In Toronto, severe staffing shortages prompted the University Health Network, a group of five facilities that are home to some of Canada’s foremost health researchers, to issue a critical care bed alert, a warning to other emergency facilities that a hospital would not be able to readily accept transfers of critically-ill patients, said Dr. Kevin Smith, chief executive of the hospital system.
The warning typically lasts a day or so but at the health network’s Toronto General Hospital, the alert was in effect between July 22 and Sept. 2.
“Increasingly, I think many of us realize we are not going to, in the short term, train our way out of this,” said Dr. Smith. “We can’t produce nurses quickly, with the exception, possibly, of some foreign graduates.”
That’s an option that some provinces are turning to. Ontario’s health minister, Sylvia Jones, directed licensing authorities to “make every effort” to register health professionals who were internationally trained “as expeditiously as possible,” according to letters sent last month to those authorities.
Even before the pandemic, emergency departments were among the most dangerous work environments in hospitals.
Health care workers experience workplace violence at four times the rate of other workers, and half of those incidents happen in the emergency room, according to a 2021 statement by the Canadian Association of Emergency Physicians.
That violence, coupled with the increased level of risk that nurses are shouldering by serving more patients with less help even as the pandemic endures, has accelerated burnout.
“I think we’re just going to keep losing people because at a certain point, you don’t keep working in that environment,” said Dr. Carolyn Snider, the chief of emergency medicine at St. Michael’s Hospital, one of two trauma centers in downtown Toronto. “That is my biggest worry.”

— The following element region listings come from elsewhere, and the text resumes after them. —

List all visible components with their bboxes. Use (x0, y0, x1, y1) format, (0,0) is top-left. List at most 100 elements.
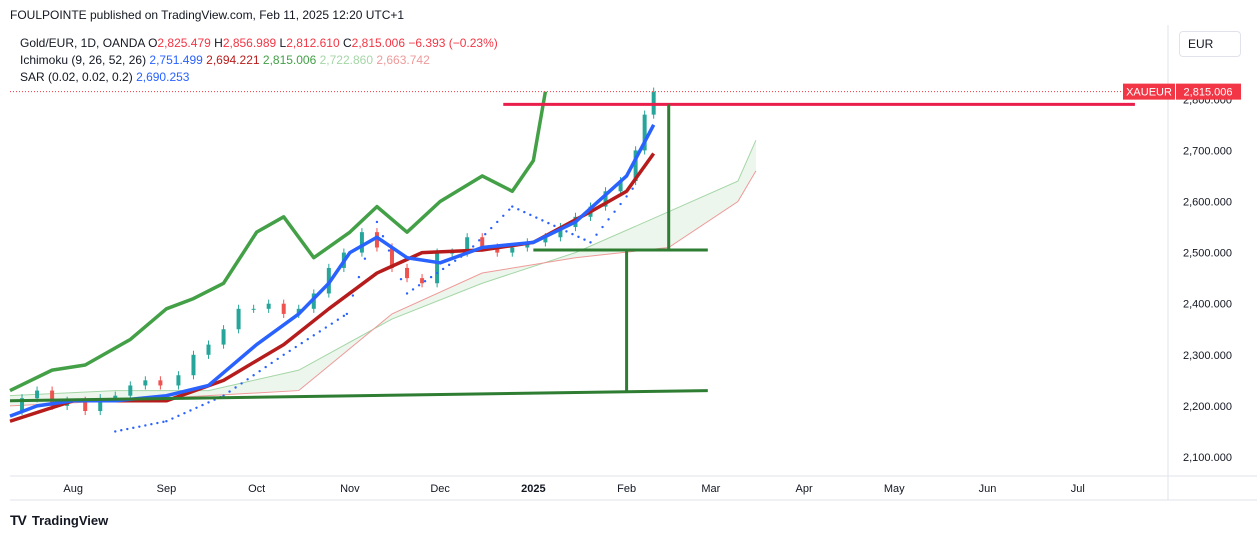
sar-dot (234, 386, 237, 389)
sar-dot (114, 430, 117, 433)
sar-value: 2,690.253 (136, 70, 190, 84)
sar-dot (165, 420, 168, 423)
currency-button[interactable]: EUR (1179, 31, 1241, 57)
sar-dot (162, 420, 165, 424)
sar-dot (511, 205, 514, 208)
sar-dot (472, 245, 475, 248)
sar-dot (252, 374, 255, 377)
x-tick-label: Sep (157, 483, 177, 495)
sar-dot (171, 417, 174, 420)
candle-body (158, 380, 163, 386)
candle-body (143, 380, 148, 386)
x-tick-label: Dec (430, 483, 450, 495)
candle-body (176, 375, 181, 386)
symbol-tag-text: XAUEUR (1126, 87, 1172, 99)
sar-dot (490, 226, 493, 230)
candle-body (191, 354, 196, 376)
sar-dot (517, 208, 520, 211)
y-tick-label: 2,700.000 (1183, 145, 1232, 157)
tradingview-logo[interactable]: TV (10, 512, 27, 528)
sar-dot (484, 233, 487, 236)
sar-dot (138, 425, 141, 428)
sar-dot (423, 280, 427, 283)
sar-dot (625, 195, 628, 198)
ichimoku-span-a-value: 2,722.860 (319, 53, 374, 67)
candle-body (251, 308, 256, 310)
candle-body (236, 308, 241, 330)
sar-dot (324, 326, 328, 329)
candle-body (221, 329, 226, 345)
sar-dot (541, 219, 544, 222)
legend-sar-row: SAR (0.02, 0.02, 0.2) 2,690.253 (20, 69, 498, 86)
sar-dot (351, 294, 355, 297)
sar-dot (631, 187, 634, 190)
sar-label: SAR (0.02, 0.02, 0.2) (20, 70, 133, 84)
candle-body (603, 191, 608, 207)
candle-body (113, 395, 118, 399)
sar-dot (601, 225, 604, 229)
sar-dot (330, 322, 334, 325)
candle-body (281, 303, 286, 314)
ichimoku-span-a-line (9, 139, 757, 397)
ichimoku-span-b-line (9, 170, 757, 407)
candle-body (98, 398, 103, 412)
sar-dot (144, 424, 147, 427)
sar-dot (447, 263, 451, 267)
change-value: −6.393 (−0.23%) (408, 36, 498, 50)
open-label: O (148, 36, 158, 50)
close-label: C (342, 36, 352, 50)
candle-body (311, 293, 316, 309)
x-tick-label: Mar (701, 483, 720, 495)
sar-dot (318, 330, 322, 333)
candle-body (633, 150, 638, 182)
sar-dot (189, 409, 192, 412)
candle-body (495, 247, 500, 253)
ichimoku-conversion-line (9, 124, 656, 418)
candle-body (50, 390, 55, 406)
footer: TV TradingView (10, 512, 108, 528)
sar-dot (120, 429, 123, 432)
sar-dot (387, 249, 391, 252)
candle-body (206, 344, 211, 355)
candle-body (266, 303, 271, 309)
ichimoku-label: Ichimoku (9, 26, 52, 26) (20, 53, 147, 67)
sar-dot (126, 427, 129, 431)
y-tick-label: 2,400.000 (1183, 299, 1232, 311)
ichimoku-lagging-span (9, 91, 548, 393)
candle-body (558, 227, 563, 238)
sar-dot (565, 230, 568, 233)
candle-body (420, 278, 425, 284)
sar-dot (496, 220, 499, 224)
sar-dot (312, 334, 315, 337)
candle-body (296, 308, 301, 314)
sar-dot (207, 401, 210, 404)
candle-body (374, 232, 379, 248)
close-value: 2,815.006 (351, 36, 406, 50)
sar-dot (435, 271, 439, 275)
sar-dot (523, 210, 526, 214)
sar-dot (595, 233, 598, 236)
sar-dot (270, 361, 273, 365)
low-value: 2,812.610 (286, 36, 340, 50)
candle-body (389, 247, 394, 268)
ichimoku-cloud (10, 140, 756, 406)
sar-dot (300, 341, 303, 345)
sar-dot (342, 314, 346, 318)
x-tick-label: May (884, 483, 905, 495)
sar-dot (547, 221, 550, 225)
sar-dot (246, 378, 249, 381)
sar-dot (613, 210, 616, 213)
ichimoku-lagging-value: 2,815.006 (262, 53, 317, 67)
candle-body (359, 232, 364, 253)
x-tick-label: Nov (340, 483, 360, 495)
candle-body (465, 237, 470, 253)
sar-dot (357, 275, 361, 279)
sar-dot (478, 239, 481, 242)
candle-body (450, 252, 455, 254)
sar-dot (282, 353, 285, 356)
sar-dot (288, 349, 291, 353)
sar-dot (535, 216, 538, 219)
sar-dot (571, 232, 574, 236)
sar-dot (345, 312, 349, 316)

In a 2019 parliamentary committee report on the issue of workplace violence, health care workers said that fewer staff led to more violence because patients and family members become frustrated with the lack of attention.
It’s something Cathryn Hoy, president of the Ontario Nurses’ Association, hears about regularly from the members of her union: punching, spitting, kicking, and two stabbings in the last six months, she said.
“Nursing is the backbone, and the heartbeat of health care,” she said. “Unless health care touches you, you don’t think about it.”